Dalam sidang putusan yang dipimpin Ketua Majelis Hakim Arya Putra N. Waringin, terdakwa Supriadi dinyatakan terbukti secara sah dan meyakinkan bersalah melakukan tindak pidana korupsi.
Majelis hakim menjatuhkan hukuman 5 tahun penjara serta denda dan uang pengganti sebesar Rp1,2 miliar.

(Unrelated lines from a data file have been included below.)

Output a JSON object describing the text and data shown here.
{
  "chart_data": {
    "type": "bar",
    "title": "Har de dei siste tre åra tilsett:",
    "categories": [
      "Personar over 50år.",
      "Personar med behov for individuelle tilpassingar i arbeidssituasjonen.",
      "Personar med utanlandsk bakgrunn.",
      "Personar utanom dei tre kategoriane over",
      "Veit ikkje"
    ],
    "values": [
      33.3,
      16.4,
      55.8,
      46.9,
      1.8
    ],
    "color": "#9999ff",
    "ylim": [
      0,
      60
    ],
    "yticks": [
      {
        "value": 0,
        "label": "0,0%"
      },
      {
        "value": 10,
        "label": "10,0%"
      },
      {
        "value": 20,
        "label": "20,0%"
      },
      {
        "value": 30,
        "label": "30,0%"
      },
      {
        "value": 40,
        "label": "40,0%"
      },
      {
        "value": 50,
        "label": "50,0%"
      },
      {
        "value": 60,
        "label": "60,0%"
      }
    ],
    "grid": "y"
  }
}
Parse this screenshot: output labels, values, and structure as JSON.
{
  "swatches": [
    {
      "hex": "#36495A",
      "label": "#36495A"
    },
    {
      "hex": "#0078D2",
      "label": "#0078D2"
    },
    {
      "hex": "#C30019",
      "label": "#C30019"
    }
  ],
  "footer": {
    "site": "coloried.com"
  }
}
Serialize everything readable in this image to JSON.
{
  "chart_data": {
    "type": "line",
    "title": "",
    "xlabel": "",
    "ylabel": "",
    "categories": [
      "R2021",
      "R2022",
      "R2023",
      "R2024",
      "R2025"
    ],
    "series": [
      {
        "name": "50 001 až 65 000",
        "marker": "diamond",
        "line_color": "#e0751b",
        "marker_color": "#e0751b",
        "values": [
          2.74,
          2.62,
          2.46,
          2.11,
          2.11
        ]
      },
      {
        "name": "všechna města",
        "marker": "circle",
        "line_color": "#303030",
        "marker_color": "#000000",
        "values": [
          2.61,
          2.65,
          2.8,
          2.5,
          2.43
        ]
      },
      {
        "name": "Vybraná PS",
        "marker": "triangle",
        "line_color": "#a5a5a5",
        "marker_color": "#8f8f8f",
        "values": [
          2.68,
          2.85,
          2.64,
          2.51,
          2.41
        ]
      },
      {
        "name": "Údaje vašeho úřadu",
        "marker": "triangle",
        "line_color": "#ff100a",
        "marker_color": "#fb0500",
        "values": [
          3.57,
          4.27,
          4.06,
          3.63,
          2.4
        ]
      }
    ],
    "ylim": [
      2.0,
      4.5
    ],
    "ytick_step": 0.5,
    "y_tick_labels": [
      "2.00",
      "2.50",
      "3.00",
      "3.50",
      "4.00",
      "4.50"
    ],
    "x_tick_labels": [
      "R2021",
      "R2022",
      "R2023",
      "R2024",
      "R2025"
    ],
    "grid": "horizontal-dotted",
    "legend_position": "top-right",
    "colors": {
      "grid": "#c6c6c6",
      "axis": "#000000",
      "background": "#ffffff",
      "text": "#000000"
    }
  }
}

Vonis tersebut dinilai telah sesuai dengan tuntutan Jaksa Penuntut Umum (JPU) Kejaksaan Tinggi Sulawesi Tenggara. JPU Arie Rahael menyampaikan bahwa keputusan majelis hakim telah mencerminkan tuntutan jaksa dalam persidangan.
“Vonis yang dijatuhkan majelis hakim sudah sesuai dengan tuntutan JPU,” ujar Arie Rahael usai sidang.
Dalam perkara ini, Supriadi terbukti terlibat dalam praktik penyalahgunaan wewenang terkait persetujuan berlayar tongkang pengangkut ore nikel.
Penyidik Kejati Sultra menemukan indikasi bahwa terdakwa menerima sejumlah uang dalam setiap penerbitan izin berlayar bagi kapal tongkang yang mengangkut ore nikel dari wilayah IUP PT PCM, namun menggunakan dokumen seolah-olah berasal dari wilayah IUP PT AMIN.
Selain itu, Supriadi juga diketahui sempat mengusulkan kepada Direktur Jenderal Perhubungan Laut agar PT AMIN ditetapkan sebagai salah satu pengguna Terminal Umum PT KMR, meskipun usulan tersebut tidak mendapatkan persetujuan resmi.
Dalam kasus ini, Supriadi ditetapkan sebagai tersangka bersama delapan orang lainnya yang diduga terlibat dalam jaringan korupsi pertambangan nikel di Sulawesi Tenggara.
Menanggapi putusan tersebut, Supriadi menyatakan pihaknya masih mempertimbangkan langkah hukum selanjutnya.
“Kami masih pikir-pikir. Proses hukum harus diselesaikan dengan proses hukum,” singkat.